Direito da USP decidirá se mantém homenagem a eugenista acusado de violar corpo de mulher negra

Por CLEO GUMARÃES

RIO DE JANEIRO, RJ (FOLHAPRESS) - A Faculdade de Direito da USP (Universidade de São Paulo) decidirá, na próxima quinta-feira (30), se retira ou mantém na instituição uma homenagem feita a um professor ligado à Sociedade Eugênica de São Paulo e a maus tratos contra o corpo de uma mulher negra.

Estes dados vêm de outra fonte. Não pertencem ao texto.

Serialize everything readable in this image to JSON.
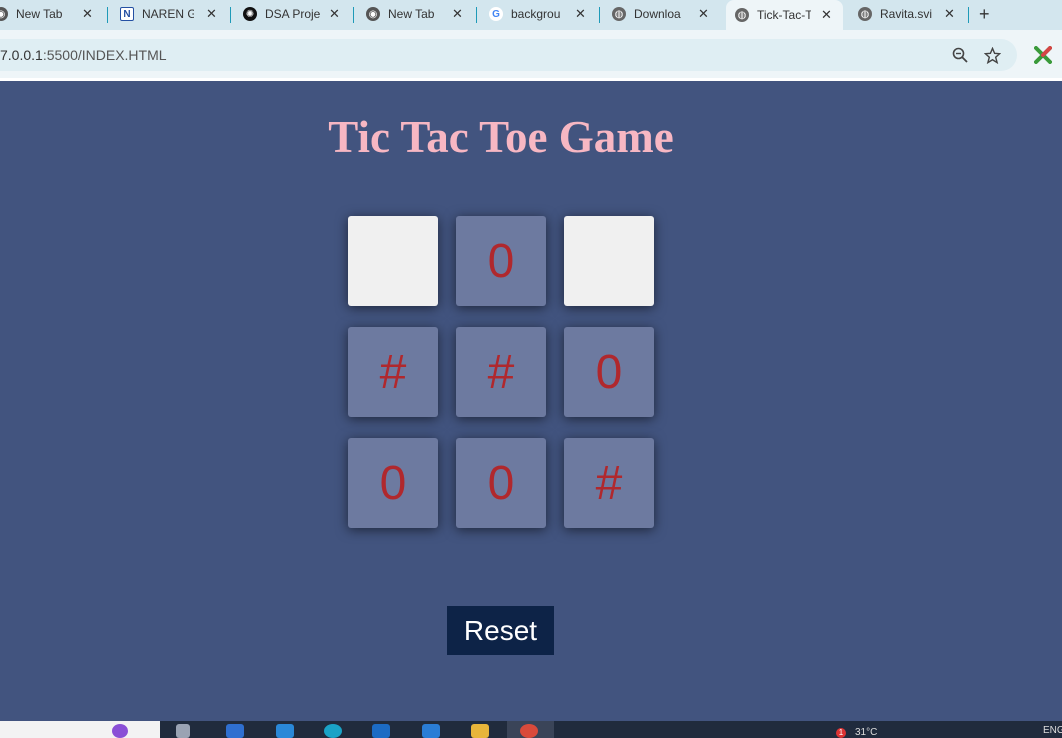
{
  "browser": {
    "tabs": [
      {
        "title": "New Tab",
        "icon": "chrome-icon",
        "active": false
      },
      {
        "title": "NAREN G",
        "icon": "notion-icon",
        "active": false
      },
      {
        "title": "DSA Proje",
        "icon": "openai-icon",
        "active": false
      },
      {
        "title": "New Tab",
        "icon": "chrome-icon",
        "active": false
      },
      {
        "title": "backgrou",
        "icon": "google-icon",
        "active": false
      },
      {
        "title": "Downloa",
        "icon": "globe-icon",
        "active": false
      },
      {
        "title": "Tick-Tac-T",
        "icon": "globe-icon",
        "active": true
      },
      {
        "title": "Ravita.svi",
        "icon": "globe-icon",
        "active": false
      }
    ],
    "new_tab_label": "+",
    "address": {
      "host": "7.0.0.1",
      "path": ":5500/INDEX.HTML"
    }
  },
  "game": {
    "title": "Tic Tac Toe Game",
    "board": [
      "",
      "0",
      "",
      "#",
      "#",
      "0",
      "0",
      "0",
      "#"
    ],
    "reset_label": "Reset"
  },
  "colors": {
    "page_background": "#42547f",
    "title": "#f7b7c3",
    "cell_filled": "#6d7aa0",
    "cell_empty": "#f0f0f0",
    "mark": "#b0282d",
    "reset_button": "#0d2347"
  },
  "taskbar": {
    "tray_notification": "1",
    "tray_weather": "31°C",
    "tray_lang": "ENG"
  }
}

Catedrático de medicina legal, Amâncio de Carvalho teria embalsamado o corpo de Jacinta Maria de Santana para usá-lo em experimentos e em trotes estudantis no Largo de São Francisco, na capital paulista, no início do século 20. Atualmente, seu nome batiza uma das salas de aula do espaço.

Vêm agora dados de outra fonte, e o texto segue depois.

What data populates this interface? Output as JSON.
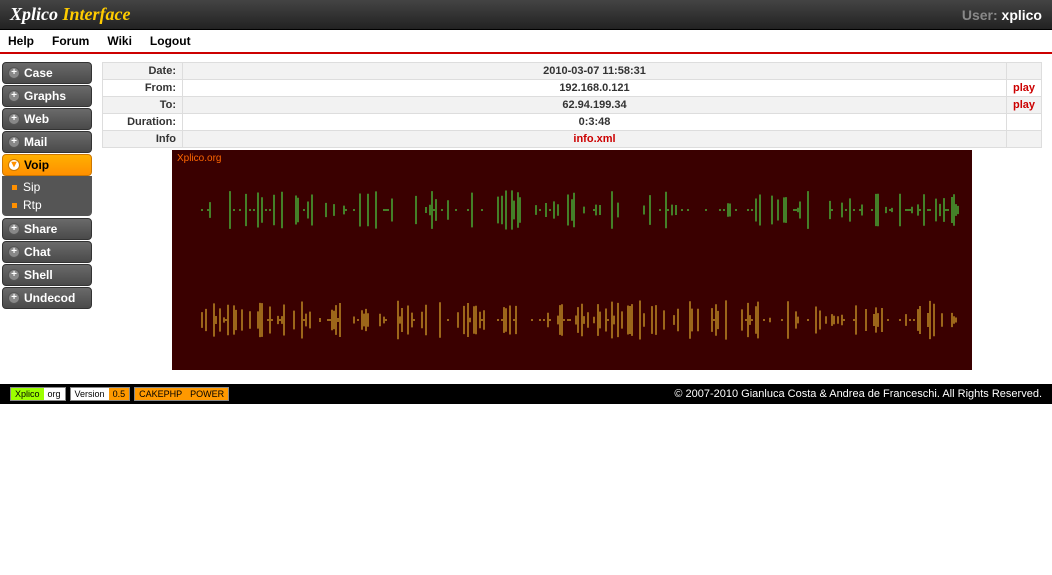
{
  "header": {
    "logo_part1": "Xplico ",
    "logo_part2": "Interface",
    "user_label": "User: ",
    "user_name": "xplico"
  },
  "nav": {
    "help": "Help",
    "forum": "Forum",
    "wiki": "Wiki",
    "logout": "Logout"
  },
  "sidebar": {
    "case": "Case",
    "graphs": "Graphs",
    "web": "Web",
    "mail": "Mail",
    "voip": "Voip",
    "sip": "Sip",
    "rtp": "Rtp",
    "share": "Share",
    "chat": "Chat",
    "shell": "Shell",
    "undecod": "Undecod"
  },
  "details": {
    "date_label": "Date:",
    "date_value": "2010-03-07 11:58:31",
    "from_label": "From:",
    "from_value": "192.168.0.121",
    "from_play": "play",
    "to_label": "To:",
    "to_value": "62.94.199.34",
    "to_play": "play",
    "duration_label": "Duration:",
    "duration_value": "0:3:48",
    "info_label": "Info",
    "info_value": "info.xml"
  },
  "waveform": {
    "label": "Xplico.org"
  },
  "footer": {
    "badge1_left": "Xplico",
    "badge1_right": "org",
    "badge2_left": "Version",
    "badge2_right": "0.5",
    "badge3_left": "CAKEPHP",
    "badge3_right": "POWER",
    "copyright": "© 2007-2010 Gianluca Costa & Andrea de Franceschi. All Rights Reserved."
  }
}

Discussões contra a homenagem foram iniciadas pela comunidade acadêmica em 2021 e, no ano passado, chegaram à Congregação da Faculdade de Direito, instância máxima para a deliberação dos assuntos da instituição. Desde então, o caso vem se arrastando em meio a diversos pedidos de vista.

Uma comissão formada por professores e alunos elaborou um relatório sobre os supostos abusos contra Jacinta praticados pelo docente, que era vice-presidente honorário da Sociedade Eugênica de São Paulo. As conclusões foram apresentadas durante uma reunião da Congregação ocorrida no ano passado.

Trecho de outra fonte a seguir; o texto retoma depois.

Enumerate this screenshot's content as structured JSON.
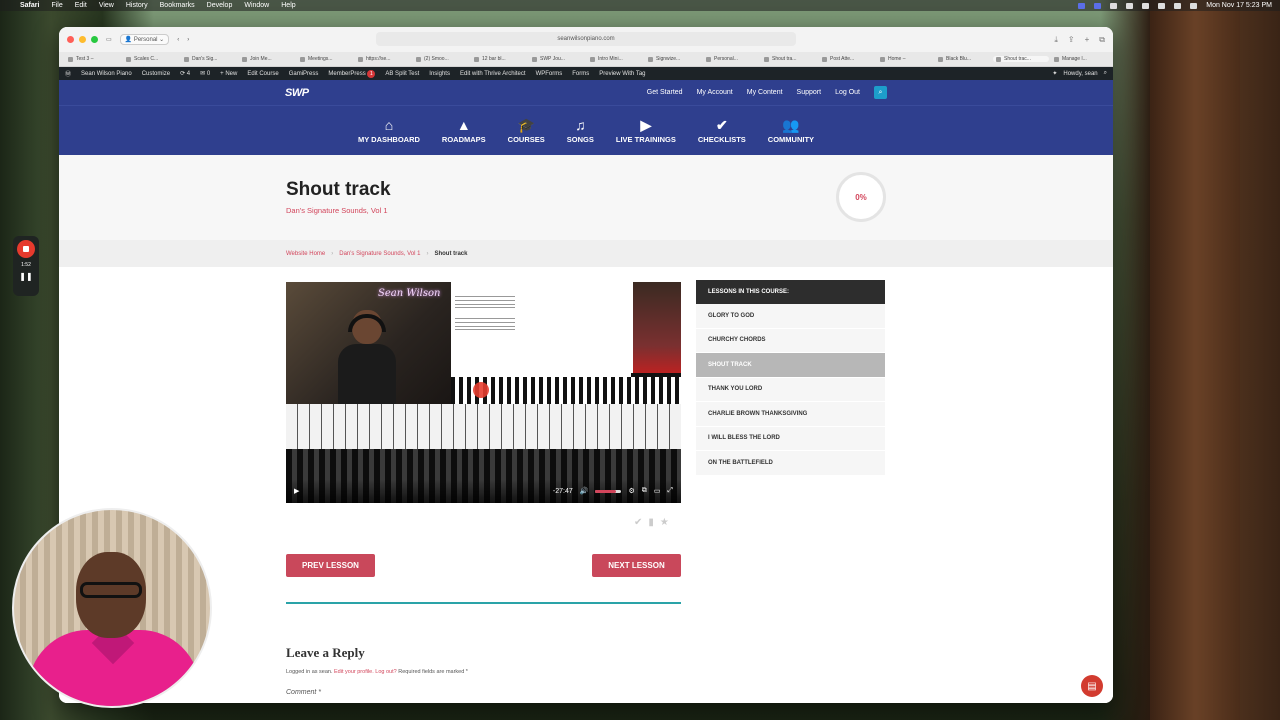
{
  "menubar": {
    "app": "Safari",
    "items": [
      "File",
      "Edit",
      "View",
      "History",
      "Bookmarks",
      "Develop",
      "Window",
      "Help"
    ],
    "clock": "Mon Nov 17  5:23 PM"
  },
  "browser": {
    "profile": "Personal",
    "url": "seanwilsonpiano.com",
    "tabs": [
      "Test 3 –",
      "Scales C...",
      "Dan's Sig...",
      "Join Me...",
      "Meetings...",
      "https://se...",
      "(2) Smoo...",
      "12 bar bl...",
      "SWP Jou...",
      "Intro Mini...",
      "Signwize...",
      "Personal...",
      "Shout tra...",
      "Post Atte...",
      "Home –",
      "Black Blu...",
      "Shout trac...",
      "Manage l..."
    ]
  },
  "adminbar": {
    "site": "Sean Wilson Piano",
    "customize": "Customize",
    "updates": "4",
    "comments": "0",
    "new": "New",
    "edit_course": "Edit Course",
    "gamipress": "GamiPress",
    "memberpress": "MemberPress",
    "memberpress_badge": "1",
    "ab_split": "AB Split Test",
    "insights": "Insights",
    "thrive": "Edit with Thrive Architect",
    "wpforms": "WPForms",
    "forms": "Forms",
    "preview_tag": "Preview With Tag",
    "howdy": "Howdy, sean"
  },
  "site": {
    "logo": "SWP",
    "toplinks": [
      "Get Started",
      "My Account",
      "My Content",
      "Support",
      "Log Out"
    ],
    "nav": [
      {
        "label": "MY DASHBOARD",
        "icon": "home-icon",
        "glyph": "⌂"
      },
      {
        "label": "ROADMAPS",
        "icon": "roadmap-icon",
        "glyph": "▲"
      },
      {
        "label": "COURSES",
        "icon": "graduation-cap-icon",
        "glyph": "🎓"
      },
      {
        "label": "SONGS",
        "icon": "music-note-icon",
        "glyph": "♫"
      },
      {
        "label": "LIVE TRAININGS",
        "icon": "play-icon",
        "glyph": "▶"
      },
      {
        "label": "CHECKLISTS",
        "icon": "checkmark-icon",
        "glyph": "✔"
      },
      {
        "label": "COMMUNITY",
        "icon": "users-icon",
        "glyph": "👥"
      }
    ]
  },
  "page": {
    "title": "Shout track",
    "subtitle": "Dan's Signature Sounds, Vol 1",
    "progress": "0%",
    "breadcrumb": [
      "Website Home",
      "Dan's Signature Sounds, Vol 1",
      "Shout track"
    ]
  },
  "video": {
    "neon_sign": "Sean Wilson",
    "time_remaining": "-27:47",
    "volume_level": 0.8
  },
  "lesson_nav": {
    "prev": "PREV LESSON",
    "next": "NEXT LESSON"
  },
  "sidebar": {
    "header": "LESSONS IN THIS COURSE:",
    "lessons": [
      "GLORY TO GOD",
      "CHURCHY CHORDS",
      "SHOUT TRACK",
      "THANK YOU LORD",
      "CHARLIE BROWN THANKSGIVING",
      "I WILL BLESS THE LORD",
      "ON THE BATTLEFIELD"
    ],
    "active_index": 2
  },
  "comments": {
    "title": "Leave a Reply",
    "logged_in_prefix": "Logged in as sean.",
    "edit_profile": "Edit your profile.",
    "logout": "Log out?",
    "required": "Required fields are marked *",
    "comment_label": "Comment *"
  },
  "recorder": {
    "time": "1:52"
  },
  "colors": {
    "nav_blue": "#2f3f8e",
    "accent_red": "#c9485b",
    "teal": "#2aa3a8"
  }
}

Enquanto estudantes defenderam a retirada do nome do catedrático da sala de aula, o professor Renato de Mello Jorge Silveira, titular do Departamento de Direito Penal da faculdade e relator do caso, defendeu a manutenção da homenagem. Em seguida, apresentou um pedido de vista para reavaliar as evidências.

O caso voltou a ser debatido em novembro de 2022, mas, diante de um novo pedido de adiamento feito por representantes da pós-graduação, não houve conclusão. Com a realização de uma nova reunião da Congregação nesta semana, estudantes têm se mobilizado para que o nome do docente eugenista seja retirado da instituição.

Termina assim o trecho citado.